Now I have to ask a few standard nerd questions. Have you watched any seasons more than once? I'm guessing not since you just started in January.
Danny Simonzad: Not the seasons, but I started since it's ending – I started watching from the pilot again. I'm on the first season right now, on the third episode.
I'm waiting for the show to end, and after it ends, I want to watch the entire thing again.
Jen Chaney: Have you ever dressed up as a character from "Lost"?
Danny Simonzad: No. But some people say I look like Sayid.
Jen Chaney: Do you own any "Lost" memorabilia or merchandise?
Danny Simonzad: No, I don't. But the [Oceanic] mug that you see in the promo, I had to make myself.
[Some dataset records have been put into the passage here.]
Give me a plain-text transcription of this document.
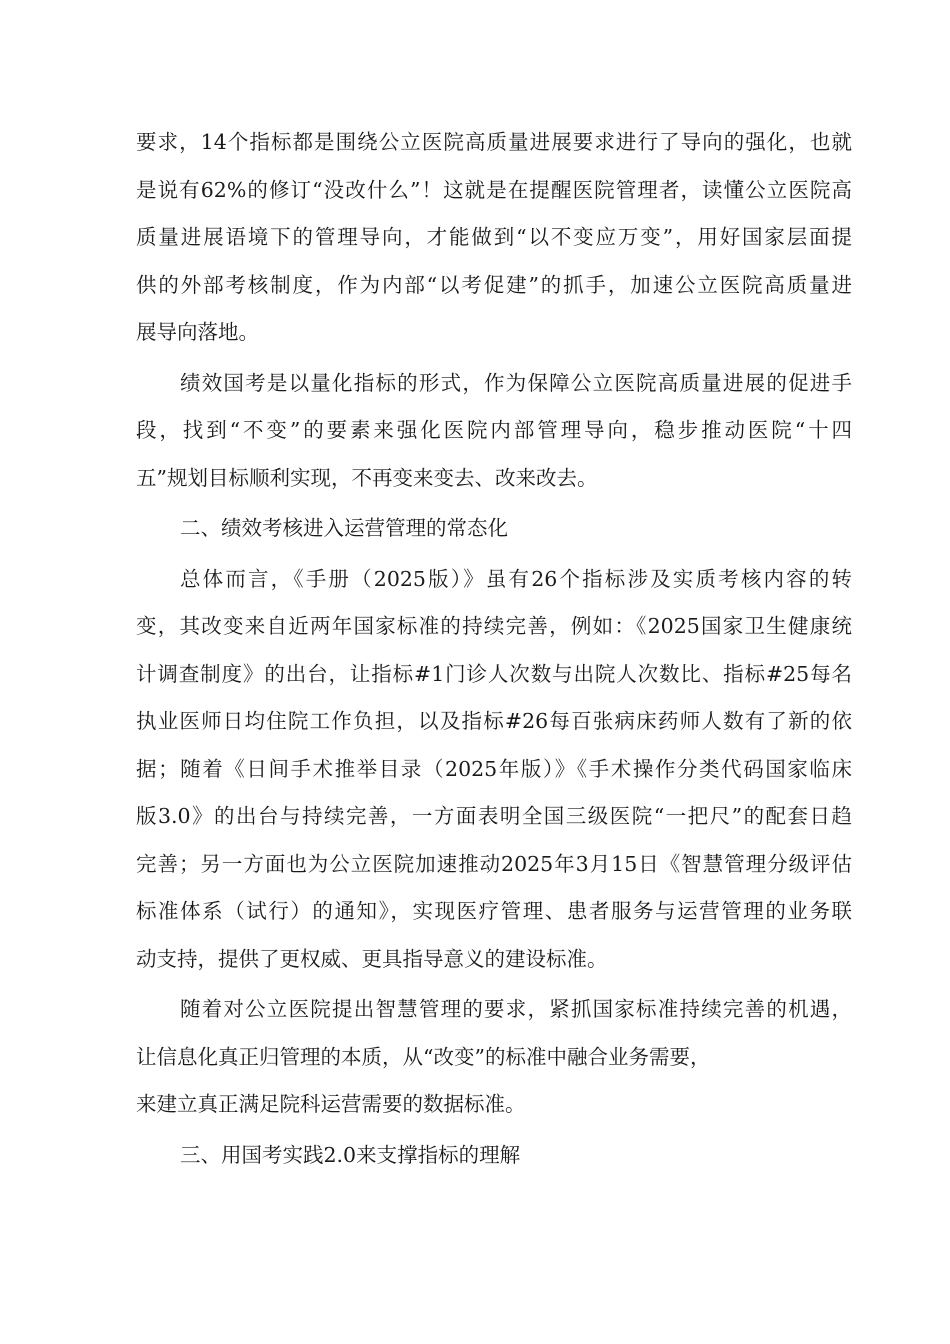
要求，14个指标都是围绕公立医院高质量进展要求进行了导向的强化，也就
是说有62%的修订“没改什么”！这就是在提醒医院管理者，读懂公立医院高
质量进展语境下的管理导向，才能做到“以不变应万变”，用好国家层面提
供的外部考核制度，作为内部“以考促建”的抓手，加速公立医院高质量进
展导向落地。
绩效国考是以量化指标的形式，作为保障公立医院高质量进展的促进手
段，找到“不变”的要素来强化医院内部管理导向，稳步推动医院“十四
五”规划目标顺利实现，不再变来变去、改来改去。
二、绩效考核进入运营管理的常态化
总体而言，《手册（2025版）》虽有26个指标涉及实质考核内容的转
变，其改变来自近两年国家标准的持续完善，例如：《2025国家卫生健康统
计调查制度》的出台，让指标#1门诊人次数与出院人次数比、指标#25每名
执业医师日均住院工作负担，以及指标#26每百张病床药师人数有了新的依
据；随着《日间手术推举目录（2025年版）》《手术操作分类代码国家临床
版3.0》的出台与持续完善，一方面表明全国三级医院“一把尺”的配套日趋
完善；另一方面也为公立医院加速推动2025年3月15日《智慧管理分级评估
标准体系（试行）的通知》，实现医疗管理、患者服务与运营管理的业务联
动支持，提供了更权威、更具指导意义的建设标准。
随着对公立医院提出智慧管理的要求，紧抓国家标准持续完善的机遇，
让信息化真正归管理的本质，从“改变”的标准中融合业务需要，
来建立真正满足院科运营需要的数据标准。
三、用国考实践2.0来支撑指标的理解
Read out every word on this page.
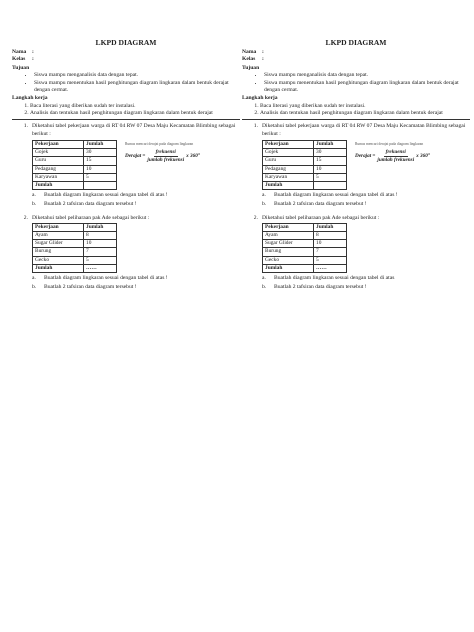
LKPD DIAGRAM
Nama	:
Kelas	:
Tujuan
• Siswa mampu menganalisis data dengan tepat.
• Siswa mampu menentukan hasil penghitungan diagram lingkaran dalam bentuk derajat dengan cermat.
Langkah kerja
1. Baca literasi yang diberikan sudah ter instalasi.
2. Analisis dan tentukan hasil penghitungan diagram lingkaran dalam bentuk derajat
1. Diketahui tabel pekerjaan warga di RT 04 RW 07 Desa Maju Kecamatan Blimbing sebagai berikut :
Pekerjaan	Jumlah
Gojek	30
Guru	15
Pedagang	10
Karyawan	5
Jumlah	
Rumus mencari derajat pada diagram lingkaran
Derajat = $\frac{\text{frekuensi}}{\text{jumlah frekuensi}}$ x 360°
a.	Buatlah diagram lingkaran sesuai dengan tabel di atas !
b.	Buatlah 2 tafsiran data diagram tersebut !
2. Diketahui tabel peliharaan pak Ade sebagai berikut :
Pekerjaan	Jumlah
Ayam	8
Sugar Glider	10
Burung	7
Gecko	5
Jumlah	……
a.	Buatlah diagram lingkaran sesuai dengan tabel di atas !
b.	Buatlah 2 tafsiran data diagram tersebut !
LKPD DIAGRAM
Nama	:
Kelas	:
Tujuan
• Siswa mampu menganalisis data dengan tepat.
• Siswa mampu menentukan hasil penghitungan diagram lingkaran dalam bentuk derajat dengan cermat.
Langkah kerja
1. Baca literasi yang diberikan sudah ter instalasi.
2. Analisis dan tentukan hasil penghitungan diagram lingkaran dalam bentuk derajat
1. Diketahui tabel pekerjaan warga di RT 04 RW 07 Desa Maju Kecamatan Blimbing sebagai berikut :
Pekerjaan	Jumlah
Gojek	30
Guru	15
Pedagang	10
Karyawan	5
Jumlah	
Rumus mencari derajat pada diagram lingkaran
Derajat = $\frac{\text{frekuensi}}{\text{jumlah frekuensi}}$ x 360°
a.	Buatlah diagram lingkaran sesuai dengan tabel di atas !
b.	Buatlah 2 tafsiran data diagram tersebut !
2. Diketahui tabel peliharaan pak Ade sebagai berikut :
Pekerjaan	Jumlah
Ayam	8
Sugar Glider	10
Burung	7
Gecko	5
Jumlah	……
a.	Buatlah diagram lingkaran sesuai dengan tabel di atas
b.	Buatlah 2 tafsiran data diagram tersebut !
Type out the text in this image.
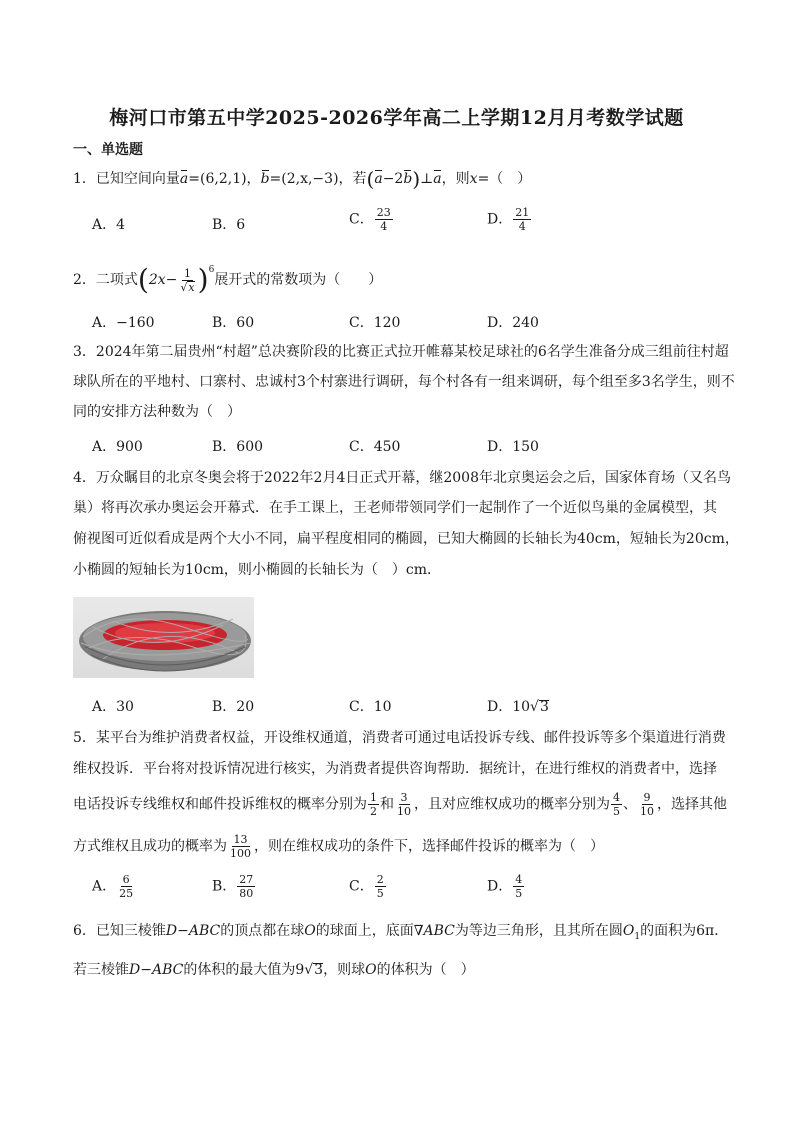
梅河口市第五中学2025-2026学年高二上学期12月月考数学试题
一、单选题
1．已知空间向量a=(6,2,1)，b=(2,x,−3)，若(a−2b)⊥a，则x=（　）
A．4	B．6	C． $\frac{23}{4}$	D． $\frac{21}{4}$
2．二项式$(2x- \frac{1}{√x} )^6$展开式的常数项为（　　）
A．−160	B．60	C．120	D．240
3．2024年第二届贵州“村超”总决赛阶段的比赛正式拉开帷幕某校足球社的6名学生准备分成三组前往村超
球队所在的平地村、口寨村、忠诚村3个村寨进行调研，每个村各有一组来调研，每个组至多3名学生，则不
同的安排方法种数为（　）
A．900	B．600	C．450	D．150
4．万众瞩目的北京冬奥会将于2022年2月4日正式开幕，继2008年北京奥运会之后，国家体育场（又名鸟
巢）将再次承办奥运会开幕式．在手工课上，王老师带领同学们一起制作了一个近似鸟巢的金属模型，其
俯视图可近似看成是两个大小不同，扁平程度相同的椭圆，已知大椭圆的长轴长为40cm，短轴长为20cm，
小椭圆的短轴长为10cm，则小椭圆的长轴长为（　）cm．
A．30	B．20	C．10	D．10√3
5．某平台为维护消费者权益，开设维权通道，消费者可通过电话投诉专线、邮件投诉等多个渠道进行消费
维权投诉．平台将对投诉情况进行核实，为消费者提供咨询帮助．据统计，在进行维权的消费者中，选择
电话投诉专线维权和邮件投诉维权的概率分别为 $\frac{1}{2}$ 和 $\frac{3}{10}$ ，且对应维权成功的概率分别为 $\frac{4}{5}$ 、 $\frac{9}{10}$ ，选择其他
方式维权且成功的概率为 $\frac{13}{100}$ ，则在维权成功的条件下，选择邮件投诉的概率为（　）
A． $\frac{6}{25}$	B． $\frac{27}{80}$	C． $\frac{2}{5}$	D． $\frac{4}{5}$
6．已知三棱锥D−ABC的顶点都在球O的球面上，底面∇ABC为等边三角形，且其所在圆$O_1$的面积为6π．
若三棱锥D−ABC的体积的最大值为9√3，则球O的体积为（　）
So that's the only thing I have. Basically I took what ABC provided and I printed it out on sticker paper -- one by one, the circles -- and I put it on a mug. It's actually sitting on my desk right now.
Jen Chaney: How much time do you spend looking at "Lost" blogs or Web sites?
Danny Simonzad: I would say 10 to 20 percent of my day.
Jen Chaney: Which ones do you look at most frequently?
Danny Simonzad: The "Lost" fan page on Facebook. And also, on Twitter, I follow [executive producers] Carlton Cuse and Damon Lindelof.
Jen Chaney: What are you going to miss about the show?
Danny Simonzad: Here's what I always miss about something that really captures my attention: it's that not knowing what's going to happen. That mystery, that surprise that comes up, the cliffhangers. I know a lot of people get annoyed by that. But I love that stuff.
I guess what I can look forward to is if I watch it again, I'm going to pick up things that I didn't pick up the first time around.